Pipeline steps

Image acquisition

The images are acquired using a Nikon epifluorescence miscroscope as 3D stacks. For each channel of each hybridization an .nd2 file with all xy positions is generated.

File name convention: HybNumber_exp_tag_Gene.nd

Initial processing

This step is experiment agnostic. You can preprocess hybridizations imaged for different experiments together. All the directory inside the top level folder are preprocessed (conversion/filtering/raw counting and stitching) independently in serial mode however each hyb processing make use of parallel processing.

Create directories

  • data_to_process: top level folder that contains all the hybridizations that need to be analyzed.
  • exp_tag_hybridization_number: (Ex: EXP-17-BP3597_hyb2) subfolder containing:
  • exp_tag_hybridization_number_raw_data (Ex: EXP-17-BP3597_hyb2_raw_data) subfolder of the exp_tag_hybridization_number with the .nd2 files of the genes analyzed in the |current cycle of hybridization

Create configuration files

Filtering, raw counting and Stitching

Process the hybs saved in a common folder Ex: data_to_process using the preprocessing_script.py The hybs in the processing folder can be from different experiments and will be run sequentially.

Consolidate experiment

  • Transfer all the hyb folders belonging to the same experiment in one single folder named with the experiment name (Ex. EXP-17-BP3597). Use the same name that is in the Experimental_metadata.yaml file.
  • Copy the Experimental_metadata.yaml that contains the coords of all hybridizations in the experiment folder.
  • Copy the Filtering_raw_counting.config.yaml of the experiment in the experiment folder.

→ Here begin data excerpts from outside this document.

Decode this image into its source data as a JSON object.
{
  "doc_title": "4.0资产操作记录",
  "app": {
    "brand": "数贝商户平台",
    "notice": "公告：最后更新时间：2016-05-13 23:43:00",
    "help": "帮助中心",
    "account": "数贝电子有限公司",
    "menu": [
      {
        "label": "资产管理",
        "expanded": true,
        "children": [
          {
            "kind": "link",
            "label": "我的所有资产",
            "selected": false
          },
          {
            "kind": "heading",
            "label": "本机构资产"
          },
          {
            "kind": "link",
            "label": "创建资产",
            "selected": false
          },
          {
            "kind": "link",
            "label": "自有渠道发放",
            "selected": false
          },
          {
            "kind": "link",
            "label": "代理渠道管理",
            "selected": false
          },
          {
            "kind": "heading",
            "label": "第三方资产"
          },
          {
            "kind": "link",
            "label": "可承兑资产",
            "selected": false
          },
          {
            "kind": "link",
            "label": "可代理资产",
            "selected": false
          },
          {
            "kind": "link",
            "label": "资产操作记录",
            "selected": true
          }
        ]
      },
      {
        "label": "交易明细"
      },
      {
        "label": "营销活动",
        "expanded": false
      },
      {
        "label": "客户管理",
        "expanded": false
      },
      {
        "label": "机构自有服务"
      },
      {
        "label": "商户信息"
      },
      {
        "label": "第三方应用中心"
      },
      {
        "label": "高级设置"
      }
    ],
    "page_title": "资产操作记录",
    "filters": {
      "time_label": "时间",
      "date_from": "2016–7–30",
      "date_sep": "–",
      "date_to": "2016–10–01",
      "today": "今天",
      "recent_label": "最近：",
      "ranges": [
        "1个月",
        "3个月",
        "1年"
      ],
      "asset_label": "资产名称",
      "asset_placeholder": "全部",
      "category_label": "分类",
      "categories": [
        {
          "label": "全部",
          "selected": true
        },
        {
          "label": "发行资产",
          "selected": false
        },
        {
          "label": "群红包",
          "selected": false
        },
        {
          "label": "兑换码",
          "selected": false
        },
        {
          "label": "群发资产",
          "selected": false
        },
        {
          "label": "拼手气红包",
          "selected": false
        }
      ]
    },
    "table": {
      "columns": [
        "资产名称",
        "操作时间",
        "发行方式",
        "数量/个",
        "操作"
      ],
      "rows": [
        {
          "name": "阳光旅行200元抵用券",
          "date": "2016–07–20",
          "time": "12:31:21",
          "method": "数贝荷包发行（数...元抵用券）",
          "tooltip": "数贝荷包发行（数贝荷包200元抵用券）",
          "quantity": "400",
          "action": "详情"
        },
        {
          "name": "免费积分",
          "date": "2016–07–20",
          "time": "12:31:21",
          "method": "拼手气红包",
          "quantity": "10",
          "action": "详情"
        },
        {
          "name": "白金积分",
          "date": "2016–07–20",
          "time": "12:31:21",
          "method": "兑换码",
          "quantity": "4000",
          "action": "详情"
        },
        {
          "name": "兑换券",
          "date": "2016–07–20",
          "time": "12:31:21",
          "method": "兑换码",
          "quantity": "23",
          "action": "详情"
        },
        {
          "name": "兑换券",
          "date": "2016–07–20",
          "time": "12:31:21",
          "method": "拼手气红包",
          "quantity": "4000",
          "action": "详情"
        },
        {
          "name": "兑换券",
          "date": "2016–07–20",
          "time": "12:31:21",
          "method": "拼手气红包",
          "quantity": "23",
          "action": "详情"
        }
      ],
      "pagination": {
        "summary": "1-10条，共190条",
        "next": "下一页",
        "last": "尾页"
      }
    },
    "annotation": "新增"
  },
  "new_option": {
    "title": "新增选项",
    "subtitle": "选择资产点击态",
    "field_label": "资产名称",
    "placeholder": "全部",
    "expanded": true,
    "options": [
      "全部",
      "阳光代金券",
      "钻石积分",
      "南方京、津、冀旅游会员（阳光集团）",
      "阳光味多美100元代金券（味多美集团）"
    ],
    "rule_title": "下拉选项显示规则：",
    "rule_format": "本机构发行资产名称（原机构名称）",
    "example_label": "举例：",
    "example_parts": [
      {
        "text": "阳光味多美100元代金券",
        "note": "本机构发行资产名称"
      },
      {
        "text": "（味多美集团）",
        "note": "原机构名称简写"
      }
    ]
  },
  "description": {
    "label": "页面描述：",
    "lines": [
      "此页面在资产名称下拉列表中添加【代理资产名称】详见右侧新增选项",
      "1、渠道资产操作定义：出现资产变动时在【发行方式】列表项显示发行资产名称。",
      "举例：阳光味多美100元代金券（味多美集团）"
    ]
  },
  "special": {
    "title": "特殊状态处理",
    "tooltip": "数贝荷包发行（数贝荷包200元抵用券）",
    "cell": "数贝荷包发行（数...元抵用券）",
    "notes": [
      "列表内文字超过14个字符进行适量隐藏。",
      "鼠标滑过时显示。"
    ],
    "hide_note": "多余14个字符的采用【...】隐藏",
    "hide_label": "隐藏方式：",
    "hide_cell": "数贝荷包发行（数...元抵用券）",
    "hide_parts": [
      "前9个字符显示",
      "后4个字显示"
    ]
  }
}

Transfer the stitched files and data

  • Create the stitched_reference_files subdirecotry in the experimental directory
  • Transfer/copy the XX.sf.hdf5 and XX_data.pkl into the stitched_reference_files subdirectory

Register the stitched images

Register all the stitched images using the reference_registration.py

Create the stitched images for all genes

  • This step uses the registered coords.
  • Create all the stitched images using apply_stitching.py.

Dots coords processing

The dots_coords_coorection.py script is used to aggregate the raw counting registration_data and to remove the overlapping RNA molecules that are counted multiple times in the regions of overlapping between the images.

Staining segmentation

The staining_segmentation.py script is used to segment IF or polyA staining. It returns a dictionary with all the identified objects. The parameters used for the segmentation are in the Staining_segmentation.config.yaml file.

Counting dots in segmented regions

Use the map_counting.py to count the RNA molecules in each segmented region.

Warning

the map_counting.py will be added to the scripts soon. Is currently converted from MPI to dask.distributed.